- Presented by: Melissa Doyle David Koch
- Country of origin: Australia

Production
- Running time: 60 minutes per episode (inc. commercials)

Original release
- Network: Seven Network
- Release: February 2006 – November 2008

= Where Are They Now? (Australian TV program) =

Pop culture documentary show

Where Are They Now? is a television show that aired on Australia's Seven Network between 2006 and 2008. It was hosted by David Koch and Melissa Doyle, who at the time also hosted Seven's breakfast television program Sunrise. It is a revival of a previous show of the same name hosted by Peter Luck in 1997.

==Premise==
The program looks back at particular periods in recent history with a specific slant towards major events and popular culture, with a focus on Australian life at the time. Along with edited segments, each show features studio interviews with noted figures and celebrities who have seemingly ended their 15 minutes of fame and gone into obscurity, leading the presenters to ask them the question, "where are they now?".

Cast reunions such as bringing together and reuniting the cast of serial Sons and Daughters and the original Fletcher family from the soap opera Home and Away were also common segments on the show. The musical groups Girlfriend and Uncanny X-Men also reunited for the show.

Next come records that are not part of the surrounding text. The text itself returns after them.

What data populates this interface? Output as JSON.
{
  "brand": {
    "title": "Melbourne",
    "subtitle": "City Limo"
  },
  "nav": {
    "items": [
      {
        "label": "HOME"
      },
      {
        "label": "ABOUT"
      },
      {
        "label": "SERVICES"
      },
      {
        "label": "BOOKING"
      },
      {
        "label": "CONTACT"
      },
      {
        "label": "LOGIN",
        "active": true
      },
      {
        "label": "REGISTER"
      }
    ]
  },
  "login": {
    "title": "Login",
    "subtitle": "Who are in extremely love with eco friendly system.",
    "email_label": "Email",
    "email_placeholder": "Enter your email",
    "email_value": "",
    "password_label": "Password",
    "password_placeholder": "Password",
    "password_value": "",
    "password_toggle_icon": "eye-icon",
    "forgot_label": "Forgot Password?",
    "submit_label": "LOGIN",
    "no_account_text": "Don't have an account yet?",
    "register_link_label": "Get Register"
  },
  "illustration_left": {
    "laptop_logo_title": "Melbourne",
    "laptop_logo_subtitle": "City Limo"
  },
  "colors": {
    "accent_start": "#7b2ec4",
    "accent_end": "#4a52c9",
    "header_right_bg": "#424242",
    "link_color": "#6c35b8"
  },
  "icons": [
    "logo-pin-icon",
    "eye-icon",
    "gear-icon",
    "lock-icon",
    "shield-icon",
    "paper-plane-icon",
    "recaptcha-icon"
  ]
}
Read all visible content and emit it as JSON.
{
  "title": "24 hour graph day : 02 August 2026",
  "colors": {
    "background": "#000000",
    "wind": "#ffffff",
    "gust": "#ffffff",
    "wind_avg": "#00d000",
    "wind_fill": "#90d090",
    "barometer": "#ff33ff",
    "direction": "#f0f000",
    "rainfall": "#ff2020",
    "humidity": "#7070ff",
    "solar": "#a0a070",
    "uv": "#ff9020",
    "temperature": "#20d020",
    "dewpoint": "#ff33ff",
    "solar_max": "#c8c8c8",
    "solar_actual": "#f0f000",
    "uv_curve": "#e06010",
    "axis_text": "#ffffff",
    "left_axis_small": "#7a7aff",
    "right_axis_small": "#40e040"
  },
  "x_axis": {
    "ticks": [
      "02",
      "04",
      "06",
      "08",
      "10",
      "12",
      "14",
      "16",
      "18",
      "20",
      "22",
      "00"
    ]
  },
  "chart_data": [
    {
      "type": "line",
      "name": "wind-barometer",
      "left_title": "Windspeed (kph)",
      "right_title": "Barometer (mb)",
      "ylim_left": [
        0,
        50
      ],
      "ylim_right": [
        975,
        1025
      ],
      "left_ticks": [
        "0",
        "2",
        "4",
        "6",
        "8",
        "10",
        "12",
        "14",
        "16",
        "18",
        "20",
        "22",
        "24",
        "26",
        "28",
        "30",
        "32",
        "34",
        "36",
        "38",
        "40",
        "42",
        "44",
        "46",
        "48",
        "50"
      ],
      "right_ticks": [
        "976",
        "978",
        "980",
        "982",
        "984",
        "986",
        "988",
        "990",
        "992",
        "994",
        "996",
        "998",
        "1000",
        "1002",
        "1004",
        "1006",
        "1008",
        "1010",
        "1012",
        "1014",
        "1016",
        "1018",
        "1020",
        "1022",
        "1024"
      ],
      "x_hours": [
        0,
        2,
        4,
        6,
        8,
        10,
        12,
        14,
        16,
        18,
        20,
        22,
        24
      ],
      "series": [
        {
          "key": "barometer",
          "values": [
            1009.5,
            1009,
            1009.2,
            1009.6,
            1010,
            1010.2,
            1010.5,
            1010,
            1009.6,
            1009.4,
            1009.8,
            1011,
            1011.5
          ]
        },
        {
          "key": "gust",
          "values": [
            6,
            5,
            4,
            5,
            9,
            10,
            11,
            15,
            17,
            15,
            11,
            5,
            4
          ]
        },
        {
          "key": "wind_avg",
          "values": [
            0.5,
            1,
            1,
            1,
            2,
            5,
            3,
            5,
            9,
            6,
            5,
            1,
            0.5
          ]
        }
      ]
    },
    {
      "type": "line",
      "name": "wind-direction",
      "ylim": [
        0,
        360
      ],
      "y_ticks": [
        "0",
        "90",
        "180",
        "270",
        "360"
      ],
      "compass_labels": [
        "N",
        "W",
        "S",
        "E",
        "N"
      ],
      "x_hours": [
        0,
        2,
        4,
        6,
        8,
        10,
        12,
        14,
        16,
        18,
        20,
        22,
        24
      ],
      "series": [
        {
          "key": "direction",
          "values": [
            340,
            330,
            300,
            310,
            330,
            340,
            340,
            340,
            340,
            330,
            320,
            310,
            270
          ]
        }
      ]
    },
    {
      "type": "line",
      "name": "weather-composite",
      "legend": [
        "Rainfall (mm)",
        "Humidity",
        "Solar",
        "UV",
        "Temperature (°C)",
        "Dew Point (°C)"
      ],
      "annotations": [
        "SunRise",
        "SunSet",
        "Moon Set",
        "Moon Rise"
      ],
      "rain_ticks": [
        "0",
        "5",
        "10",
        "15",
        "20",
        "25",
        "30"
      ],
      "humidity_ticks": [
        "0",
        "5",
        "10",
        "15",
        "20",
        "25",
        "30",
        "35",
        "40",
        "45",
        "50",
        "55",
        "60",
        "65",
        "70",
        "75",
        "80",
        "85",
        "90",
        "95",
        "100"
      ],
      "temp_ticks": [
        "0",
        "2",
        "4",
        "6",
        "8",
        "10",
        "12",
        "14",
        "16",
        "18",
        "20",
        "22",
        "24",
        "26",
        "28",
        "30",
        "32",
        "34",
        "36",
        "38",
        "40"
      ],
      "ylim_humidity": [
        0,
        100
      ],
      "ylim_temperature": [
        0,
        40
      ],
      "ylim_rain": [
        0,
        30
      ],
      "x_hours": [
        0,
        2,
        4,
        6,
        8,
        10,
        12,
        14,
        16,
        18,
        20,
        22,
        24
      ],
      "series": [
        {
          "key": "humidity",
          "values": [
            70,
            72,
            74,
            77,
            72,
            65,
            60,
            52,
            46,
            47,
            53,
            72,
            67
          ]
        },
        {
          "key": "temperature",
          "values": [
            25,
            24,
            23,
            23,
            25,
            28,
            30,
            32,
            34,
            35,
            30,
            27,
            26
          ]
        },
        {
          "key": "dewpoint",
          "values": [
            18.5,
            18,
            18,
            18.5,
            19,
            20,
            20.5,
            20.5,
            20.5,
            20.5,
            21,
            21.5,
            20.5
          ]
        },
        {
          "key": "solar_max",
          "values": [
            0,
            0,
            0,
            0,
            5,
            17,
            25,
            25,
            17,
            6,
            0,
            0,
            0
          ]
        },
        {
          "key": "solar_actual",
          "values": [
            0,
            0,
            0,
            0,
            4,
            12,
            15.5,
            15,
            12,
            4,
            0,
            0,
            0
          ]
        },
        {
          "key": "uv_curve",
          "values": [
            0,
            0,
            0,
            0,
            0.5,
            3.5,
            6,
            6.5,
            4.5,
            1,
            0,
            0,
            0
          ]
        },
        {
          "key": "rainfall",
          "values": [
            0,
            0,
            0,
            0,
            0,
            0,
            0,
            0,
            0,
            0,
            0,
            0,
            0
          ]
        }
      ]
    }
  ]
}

Numerous episodes also revisited guests and stories previously featured on Peter Luck's 1997 version.

==Broadcast==
Where Are They Now? debuted on Sunday night at 6:30pm in February 2006 to high ratings. The show went on hiatus from June to early August 2006 to make way for the celebrity singing competition It Takes Two, but returned to the same time slot after the finale of that series.

Where Are They Now? returned for a second series in May 2007, and a one-off episode aired on 16 November 2008.